In einem aktuellen Internet-Draft (draft-ietf-opsec-vpn-leakages-02) beschreibt Fernando Gont Gefahren, die von VPN-Software ausgeht, welche nicht IPv6-fähig ist. Eine Zusammenfassung:
Führen Organisationen IPv6 auf ihren Client-Systemen ein, ist die bevorzugte Strategie in der Regel die, dass IPv6-Konnektivität zusätzlich zur bestehenden IPv4-Anbindung hergestellt wird (“Dual Stack”). Wenn diese Clients sich nun per VPN mit dem nächsten Office-Standort verbinden, sei es z.B. vom Home-Office oder Kunden aus, dann sollte die Verbindung über diese VPN-Schicht für eine verschlüsselte Datenübertragung sorgen.
Das Problem ist nun, dass heute nicht alle VPN-Clients IPv6-fähig und für das Dual-Stack-Szenario gerüstet sind.
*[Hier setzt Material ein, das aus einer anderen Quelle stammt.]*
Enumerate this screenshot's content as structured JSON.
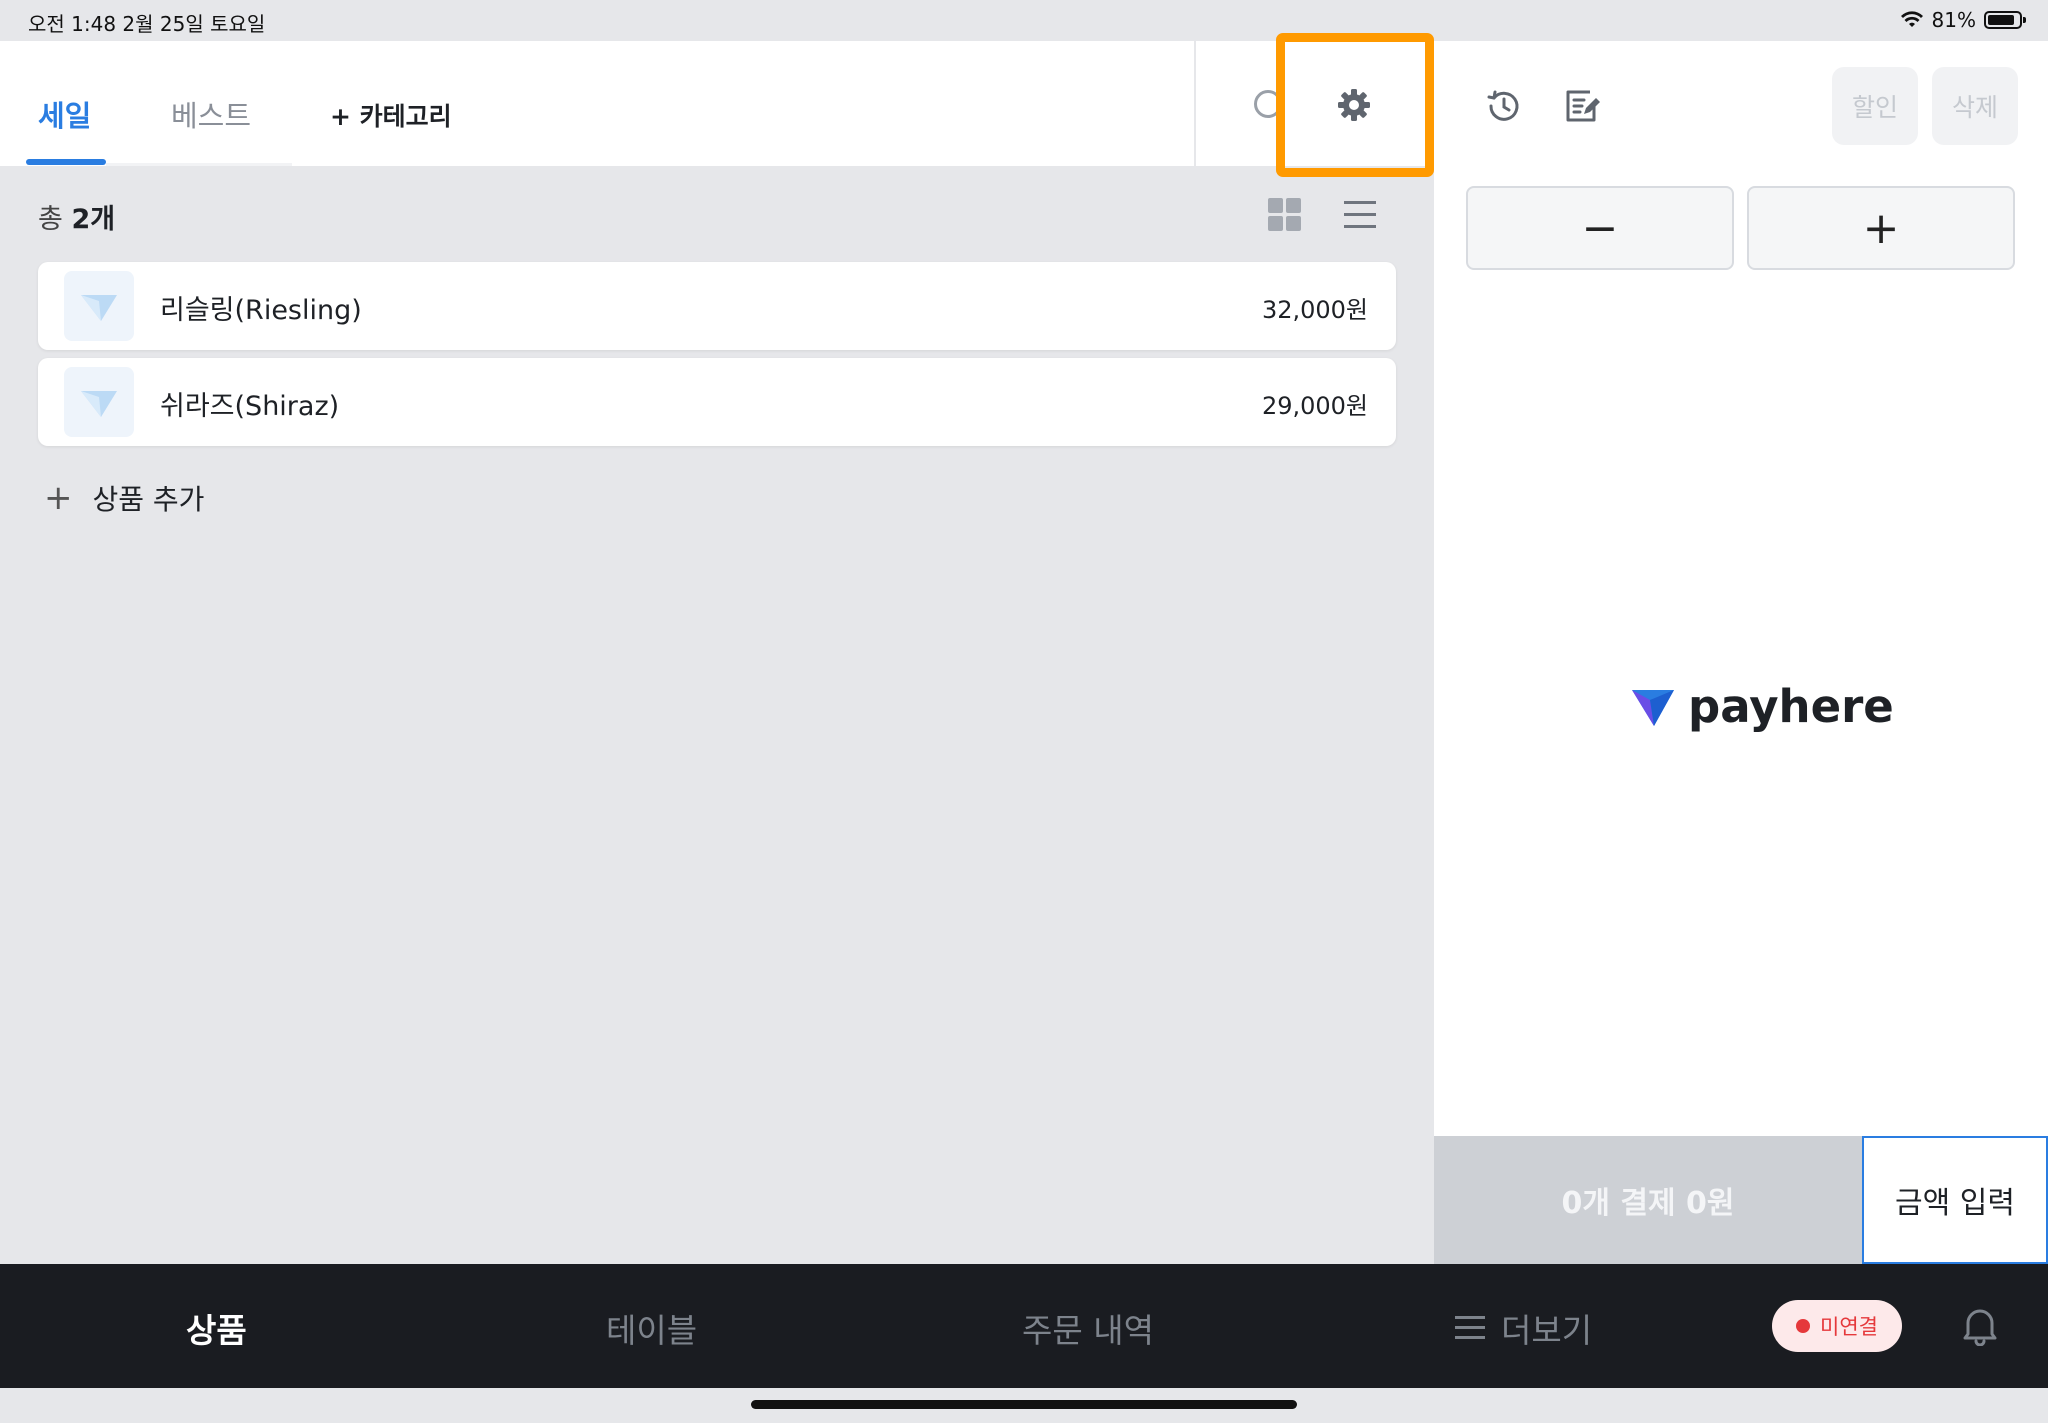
{
  "status_bar": {
    "time_date": "오전 1:48   2월 25일 토요일",
    "battery": "81%"
  },
  "tabs": {
    "sale": "세일",
    "best": "베스트",
    "add_category": "+ 카테고리"
  },
  "list": {
    "count_prefix": "총 ",
    "count_value": "2개"
  },
  "products": [
    {
      "name": "리슬링(Riesling)",
      "price": "32,000원"
    },
    {
      "name": "쉬라즈(Shiraz)",
      "price": "29,000원"
    }
  ],
  "add_product_label": "상품 추가",
  "right_panel": {
    "discount": "할인",
    "delete": "삭제",
    "minus": "−",
    "plus": "+",
    "logo_text": "payhere",
    "pay_button": "0개 결제 0원",
    "amount_input": "금액 입력"
  },
  "bottom_nav": {
    "products": "상품",
    "tables": "테이블",
    "orders": "주문 내역",
    "more": "더보기",
    "connection_status": "미연결"
  },
  "colors": {
    "accent": "#2a7de1",
    "highlight": "#ff9a00",
    "nav_bg": "#1a1c21",
    "status_red": "#e5383b"
  }
}
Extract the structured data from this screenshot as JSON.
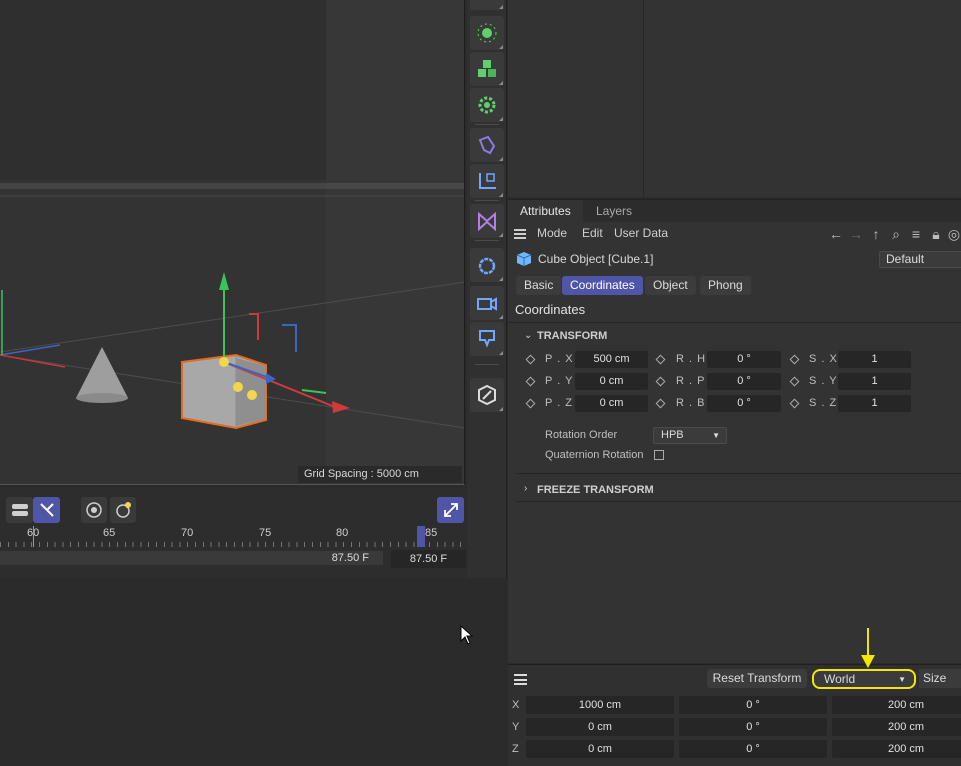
{
  "viewport": {
    "grid_spacing_label": "Grid Spacing : 5000 cm"
  },
  "attributes": {
    "tabs": [
      "Attributes",
      "Layers"
    ],
    "menu": [
      "Mode",
      "Edit",
      "User Data"
    ],
    "object_title": "Cube Object [Cube.1]",
    "layer_select": "Default",
    "sub_tabs": [
      "Basic",
      "Coordinates",
      "Object",
      "Phong"
    ],
    "active_sub_tab": "Coordinates",
    "section_title": "Coordinates",
    "transform_group": "TRANSFORM",
    "fields": {
      "px_label": "P . X",
      "px_value": "500 cm",
      "py_label": "P . Y",
      "py_value": "0 cm",
      "pz_label": "P . Z",
      "pz_value": "0 cm",
      "rh_label": "R . H",
      "rh_value": "0 °",
      "rp_label": "R . P",
      "rp_value": "0 °",
      "rb_label": "R . B",
      "rb_value": "0 °",
      "sx_label": "S . X",
      "sx_value": "1",
      "sy_label": "S . Y",
      "sy_value": "1",
      "sz_label": "S . Z",
      "sz_value": "1"
    },
    "rotation_order_label": "Rotation Order",
    "rotation_order_value": "HPB",
    "quaternion_label": "Quaternion Rotation",
    "quaternion_checked": false,
    "freeze_group": "FREEZE TRANSFORM"
  },
  "timeline": {
    "ticks": [
      "60",
      "65",
      "70",
      "75",
      "80",
      "85"
    ],
    "current_frame_bar": "87.50 F",
    "current_frame_box": "87.50 F"
  },
  "coord_manager": {
    "reset_label": "Reset Transform",
    "space_select": "World",
    "mode_select": "Size",
    "rows": [
      {
        "axis": "X",
        "position": "1000 cm",
        "rotation": "0 °",
        "size": "200 cm"
      },
      {
        "axis": "Y",
        "position": "0 cm",
        "rotation": "0 °",
        "size": "200 cm"
      },
      {
        "axis": "Z",
        "position": "0 cm",
        "rotation": "0 °",
        "size": "200 cm"
      }
    ]
  },
  "colors": {
    "accent": "#4f56a8",
    "highlight": "#f3e600",
    "toolbar_icon_green": "#5fd16a",
    "toolbar_icon_purple": "#b27fe8"
  },
  "icons": {
    "toolbar": [
      "light-icon",
      "cloner-icon",
      "effector-icon",
      "spline-pen-icon",
      "deformer-icon",
      "field-icon",
      "environment-icon",
      "camera-icon",
      "tag-icon",
      "edit-icon"
    ],
    "nav": [
      "back-arrow-icon",
      "forward-arrow-icon",
      "up-arrow-icon",
      "search-icon",
      "filter-icon",
      "lock-icon",
      "target-icon"
    ]
  }
}
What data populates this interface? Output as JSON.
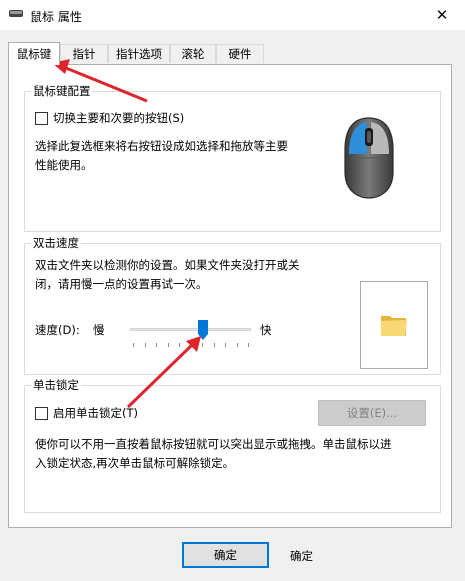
{
  "window": {
    "title": "鼠标 属性",
    "close_glyph": "✕"
  },
  "tabs": [
    {
      "label": "鼠标键",
      "active": true
    },
    {
      "label": "指针",
      "active": false
    },
    {
      "label": "指针选项",
      "active": false
    },
    {
      "label": "滚轮",
      "active": false
    },
    {
      "label": "硬件",
      "active": false
    }
  ],
  "buttons_group": {
    "title": "鼠标键配置",
    "checkbox_label": "切换主要和次要的按钮(S)",
    "checked": false,
    "description": [
      "选择此复选框来将右按钮设成如选择和拖放等主要",
      "性能使用。"
    ]
  },
  "dblclick_group": {
    "title": "双击速度",
    "description": [
      "双击文件夹以检测你的设置。如果文件夹没打开或关",
      "闭，请用慢一点的设置再试一次。"
    ],
    "speed_label": "速度(D):",
    "slow_label": "慢",
    "fast_label": "快",
    "speed_fraction": 0.6
  },
  "clicklock_group": {
    "title": "单击锁定",
    "checkbox_label": "启用单击锁定(T)",
    "checked": false,
    "settings_button": "设置(E)...",
    "description": [
      "使你可以不用一直按着鼠标按钮就可以突出显示或拖拽。单击鼠标以进",
      "入锁定状态,再次单击鼠标可解除锁定。"
    ]
  },
  "footer": {
    "ok_button": "确定",
    "ok_button_ghost": "确定"
  },
  "colors": {
    "accent": "#0078d7",
    "annotation_arrow": "#e0242b"
  },
  "icons": [
    "mouse-icon",
    "title-mouse-icon",
    "folder-icon",
    "close-icon"
  ]
}
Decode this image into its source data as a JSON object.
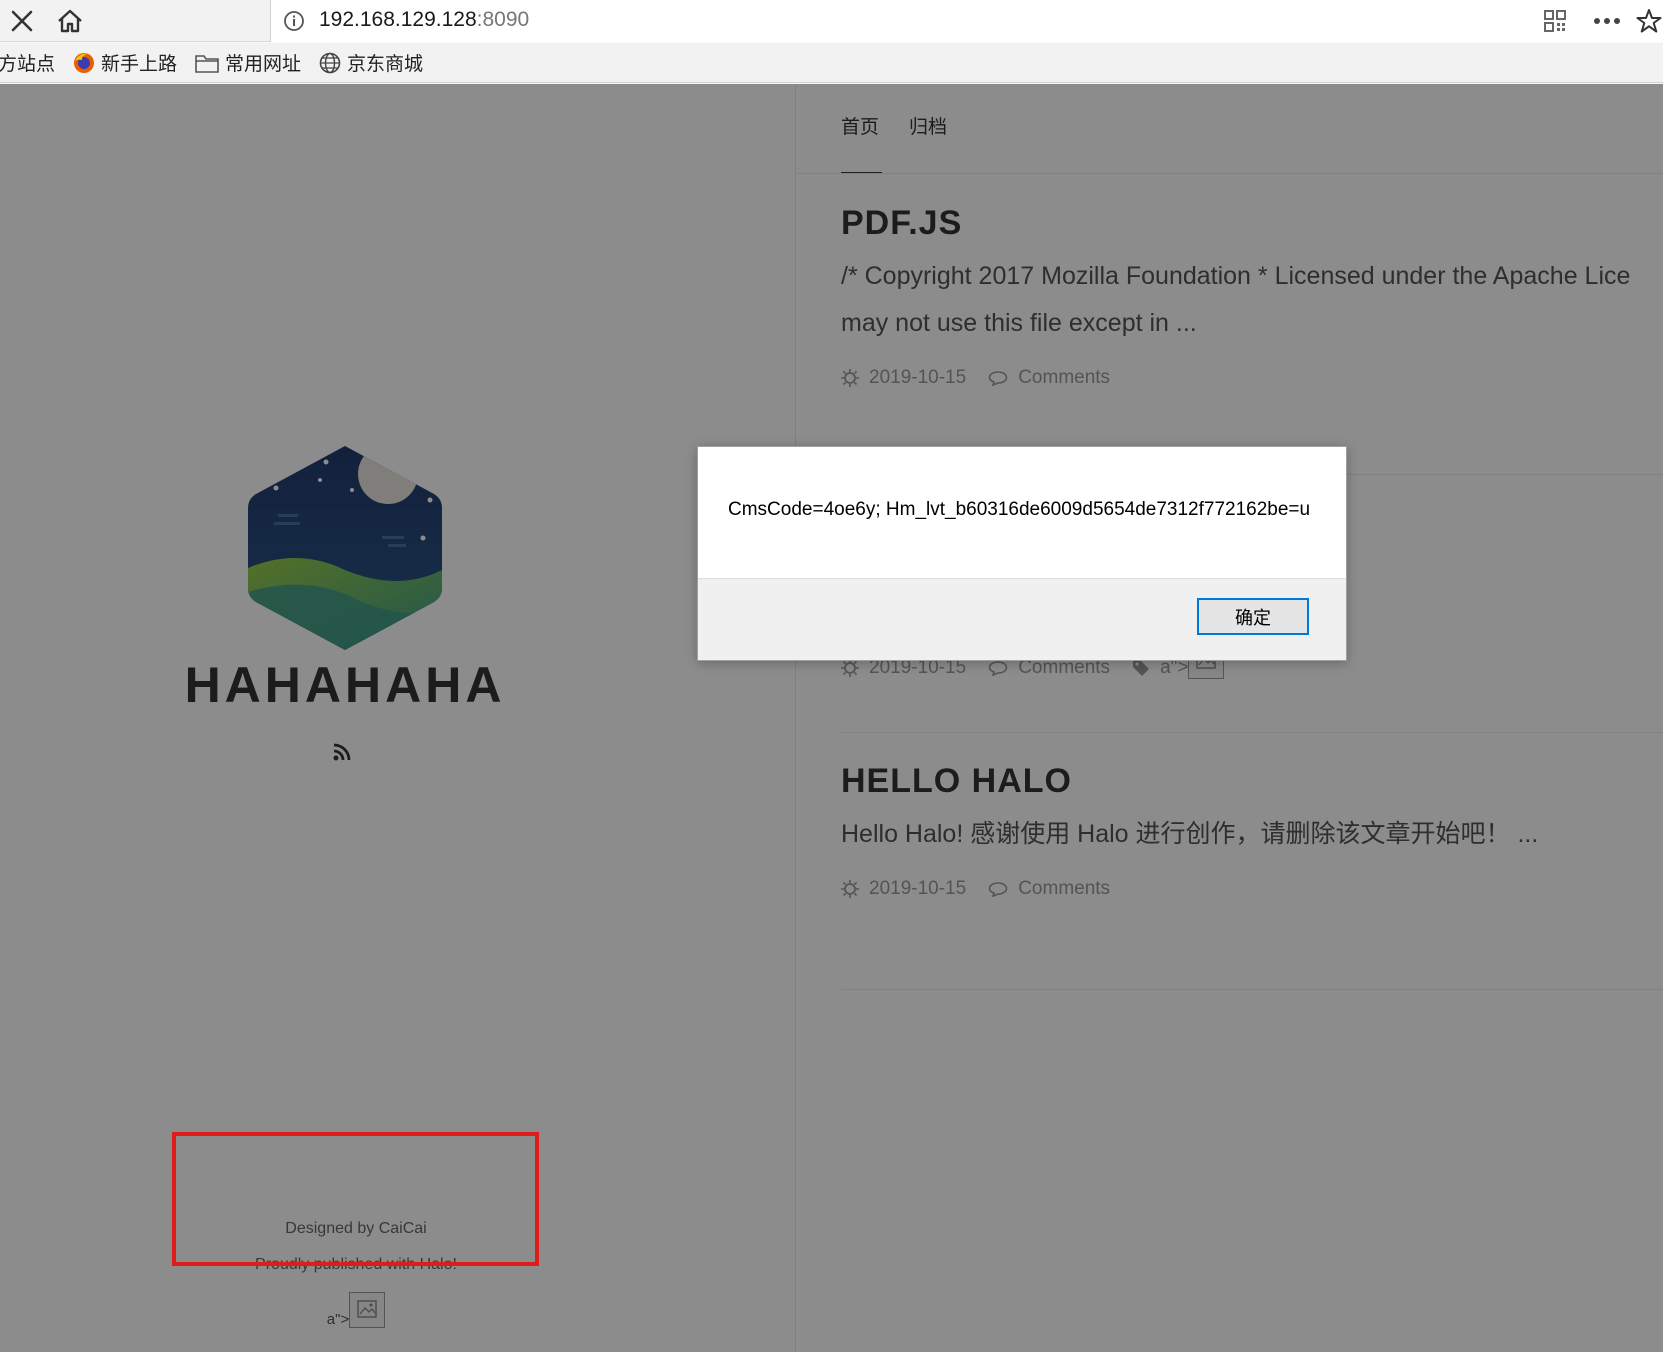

Sie kennen vereinfacht gesagt kein IPv6. Wenn nun eine VPN-Verbindung aufgebaut wird, kümmern sich diese VPN-Clients wie gewohnt um den IPv4-Traffic, z.B. indem sie die Default Route ändern um den Traffic in den VPN-Tunnel zu leiten. IPv6-Traffic wird aber weiterhin über die normalen IPv6-Routen geleitet und bleibt damit von der VPN-Verschlüsselung ausgenommen. Integrität und Vertraulichkeit der möglicherweise sensiblen Daten ist dadurch nicht mehr gewährleistet.
Voraussetzungen für dieses Szenario sind, dass a) die Verbindung zum Zielsystem über einen Hostnamen aufgebaut wird, für den das DNS auch eine IPv6-Adresse liefert (AAAA DNS resource record) und b) das Zielsystem auch am VPN-Tunnel vorbei erreichbar ist.
Auch im IPv4-only Netz…
Auch im IPv4-only-Netzwerk kann das Verwenden von IPv4-only-VPN-Clients von einem lokalen Angreifer ausgenutzt werden. Durch Versenden von gefälschten Router Advertisements kann dieser gezielt IPv6-Konnektivität auf dem Client herstellen, um den Netzwerkverkehr am VPN vorbeizuleiten. (Also ein weiteres Anwendungs-Szenario des ‘klassischen’ MITM-Angriffs mit Rouge Router Advertisements.)
Was kann man tun?
Im genannten Draft gibt es verschiedene Vorschläge, wie man diesem Problem in der Praxis begegnen kann. Es unterscheidet dabei VPN-Tunnel, die den gesamten Traffic tunneln sollen und welche, die nur für einen Teil des Traffics konfiguriert sind (“split tunnel”):
- Wenn der VPN-Client IPv6 nicht unterstützt, sollte IPv6 auf den Netzwerk-Interfaces des Clients abgeschaltet sein, zumindest während der VPN-Tunnel aufgebaut ist.
- Wenn der VPN-Client bereits IPv6-fähig ist, sollte der Administrator sicherstellen, dass IPv6-Verkehr auch tatsächlich durch den Tunnel geroutet wird.
- Im Split Tunnel Mode muss er ausserdem dafür sorgen, dass die richtigen Netze sowohl für IPv4 als auch für IPv6 durch den Tunnel geroutet werden.
- Darüber hinaus sollte sichergestellt werden, dass die Client-Rechner vor Angriffen über NDP (wie Rogue Router Advertisements) geschützt sind, damit nicht durch Angreifer neue Routen für IPv6 konfiguriert werden können.
Ausblick
Als final note hält Fernando Gont noch fest, dass das gleiche Problem natürlich auch in ein paar Jahren umgekehrt mit v6-only VPN-Lösungen und IPv4-Traffic auftreten kann. 😉
[Update 27.8.2014]
Seit August 2014 gibt es ein RFC 7359 zu dieser Thematik.